Mike: And as you also touched on, he’s a little bit different than his predecessor who was a physician. He’s an attorney and also a private sector executive in addition to his HHS experience. So he seems pretty well-rounded, but certainly quite different than his predecessor. How do you think that’s being perceived?
Mike Merola: I think generally positively. In many ways, he does have a better resume than Tom Price did for this job because Price came from a political background and he saw so many issues through a partisan lens. Azar is definitely going to have to earn the trust of Democrats though. I think many of whom agree—and I’ll just throw out another quote from Senator Warren from Massachusetts during the Health hearing. She said his experience is a “how-to guide for getting rich from government service.”
And there’s this whole other constituency too, right, in terms of the bureaucracy, the professionals at HHS who are going to have to work under him.
I think it’s probably fair to say that most of them are relatively pleased with the nomination. They may not agree with his politics. But it’s someone who will be able to fight for the agency with the White House and hopefully get the resources that they need as well.

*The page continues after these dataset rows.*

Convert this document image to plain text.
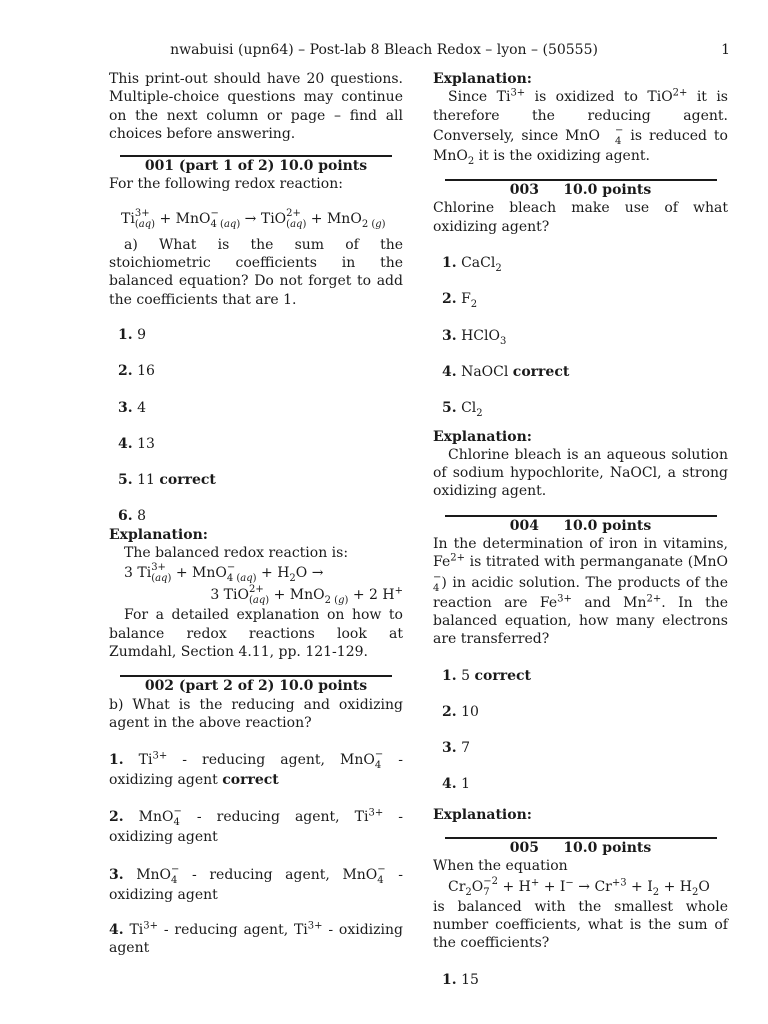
nwabuisi (upn64) – Post-lab 8 Bleach Redox – lyon – (50555)	1

This print-out should have 20 questions. Multiple-choice questions may continue on the next column or page – find all choices before answering.

001 (part 1 of 2) 10.0 points

For the following redox reaction:

Ti 3+
(aq) + MnO −
4 (aq) → TiO 2+
(aq) + MnO$_{2 (g)}$

a) What is the sum of the stoichiometric coefficients in the balanced equation? Do not forget to add the coefficients that are 1.

1. 9

2. 16

3. 4

4. 13

5. 11 correct

6. 8

Explanation:

The balanced redox reaction is:

3 Ti 3+
(aq) + MnO −
4 $(aq) + H_2O$ →

3 TiO 2+
(aq) + MnO$_{2 (g)}$ + 2 H+

For a detailed explanation on how to balance redox reactions look at Zumdahl, Section 4.11, pp. 121-129.

002 (part 2 of 2) 10.0 points

b) What is the reducing and oxidizing agent in the above reaction?

1. $Ti^{3+}$ - reducing agent, MnO −
4 - oxidizing agent correct

2. MnO −
4 - reducing agent, $Ti^{3+}$ - oxidizing agent

3. MnO −
4 - reducing agent, MnO −
4 - oxidizing agent

4. $Ti^{3+}$ - reducing agent, $Ti^{3+}$ - oxidizing agent

Explanation:

Since $Ti^{3+}$ is oxidized to TiO$^{2+}$ it is therefore the reducing agent. Conversely, since MnO	−
4 is reduced to MnO$_2$ it is the oxidizing agent.

003     10.0 points

Chlorine bleach make use of what oxidizing agent?

1. CaCl$_2$

2. $F_2$

3. HClO$_3$

4. NaOCl correct

5. $Cl_2$

Explanation:

Chlorine bleach is an aqueous solution of sodium hypochlorite, NaOCl, a strong oxidizing agent.

004     10.0 points

In the determination of iron in vitamins, $Fe^{2+}$ is titrated with permanganate (MnO
−
4 ) in acidic solution. The products of the reaction are $Fe^{3+}$ and $Mn^{2+}$. In the balanced equation, how many electrons are transferred?

1. 5 correct

2. 10

3. 7

4. 1

Explanation:

005     10.0 points

When the equation

$Cr_2O -2$
$7 + H^+ + I^- \to Cr^{+3} + I_2 + H_2O$

is balanced with the smallest whole number coefficients, what is the sum of the coefficients?

1. 15
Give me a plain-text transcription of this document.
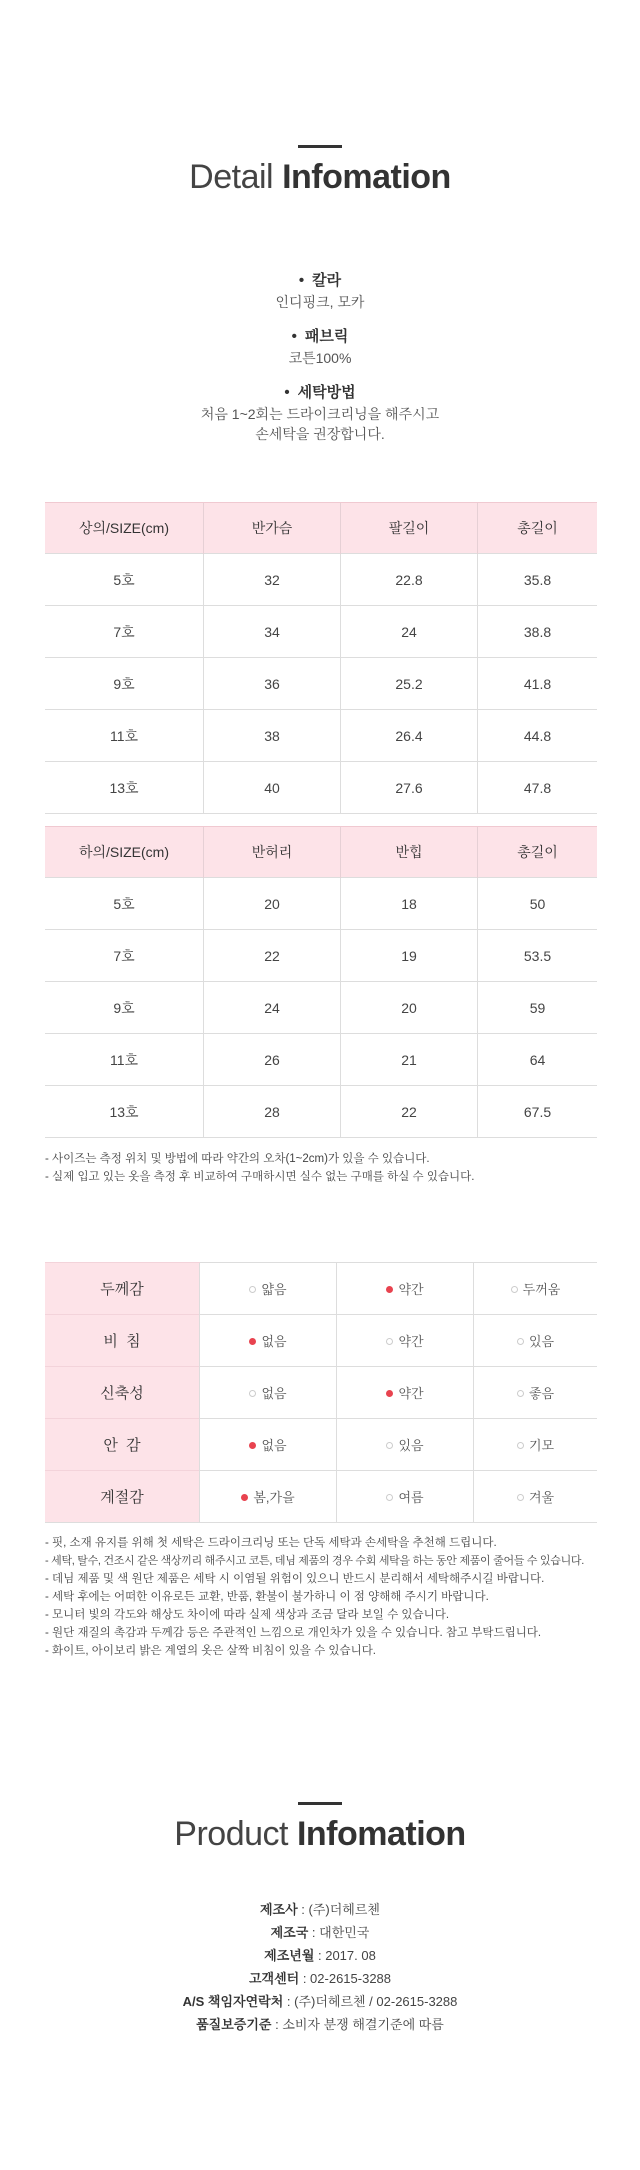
Detail Infomation
• 칼라
인디핑크, 모카
• 패브릭
코튼100%
• 세탁방법
처음 1~2회는 드라이크리닝을 해주시고
손세탁을 권장합니다.
상의/SIZE(cm)	반가슴	팔길이	총길이
5호	32	22.8	35.8
7호	34	24	38.8
9호	36	25.2	41.8
11호	38	26.4	44.8
13호	40	27.6	47.8
하의/SIZE(cm)	반허리	반힙	총길이
5호	20	18	50
7호	22	19	53.5
9호	24	20	59
11호	26	21	64
13호	28	22	67.5
- 사이즈는 측정 위치 및 방법에 따라 약간의 오차(1~2cm)가 있을 수 있습니다.
- 실제 입고 있는 옷을 측정 후 비교하여 구매하시면 실수 없는 구매를 하실 수 있습니다.
두께감	얇음	약간	두꺼움
비  침	없음	약간	있음
신축성	없음	약간	좋음
안  감	없음	있음	기모
계절감	봄,가을	여름	겨울
- 핏, 소재 유지를 위해 첫 세탁은 드라이크리닝 또는 단독 세탁과 손세탁을 추천해 드립니다.
- 세탁, 탈수, 건조시 같은 색상끼리 해주시고 코튼, 데님 제품의 경우 수회 세탁을 하는 동안 제품이 줄어들 수 있습니다.
- 데님 제품 및 색 원단 제품은 세탁 시 이염될 위험이 있으니 반드시 분리해서 세탁해주시길 바랍니다.
- 세탁 후에는 어떠한 이유로든 교환, 반품, 환불이 불가하니 이 점 양해해 주시기 바랍니다.
- 모니터 빛의 각도와 해상도 차이에 따라 실제 색상과 조금 달라 보일 수 있습니다.
- 원단 재질의 촉감과 두께감 등은 주관적인 느낌으로 개인차가 있을 수 있습니다. 참고 부탁드립니다.
- 화이트, 아이보리 밝은 계열의 옷은 살짝 비침이 있을 수 있습니다.
Product Infomation
제조사 : (주)더헤르첸
제조국 : 대한민국
제조년월 : 2017. 08
고객센터 : 02-2615-3288
A/S 책임자연락처 : (주)더헤르첸 / 02-2615-3288
품질보증기준 : 소비자 분쟁 해결기준에 따름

Mike: And Azar’s first hearing was on November 29th. Next up is his hearing before the Senate Finance Committee which, as of this recording, is not scheduled. What can you expect there?
Mike Merola: Sure! Just in terms of timing, everything I’ve heard—I talked to committee staff late yesterday. And they think it’ll happen next week. There’s just a lot that they’re dealing with right now with tax reforms. So we’ll have to see if that holds.
But again, in many ways, it’s going to be a replay of the Health Committee hearing with the Democrats asking tough questions and getting him on the record on issues that they care about beyond the ACA, things like reproductive health, drug pricing like we’ve talked about.
They’re certainly not going to be friendly while Republicans are going to ask I imagine mostly softball questions that are just designed to allow him to sort of tout various parts of his resume and highlight his qualifications.
So, in 15 minutes, you and I could probably write the script for this hearing in many ways. But I don’t think there will be any surprises.
Mike: Well, Mike, as always, thanks for stopping by the show and providing some perspective on this key nomination for all of us who work in the healthcare industry.
Mike Merola: You’re very welcome. And happy holidays to you and your audience. And I’ll look forward to talk to you soon.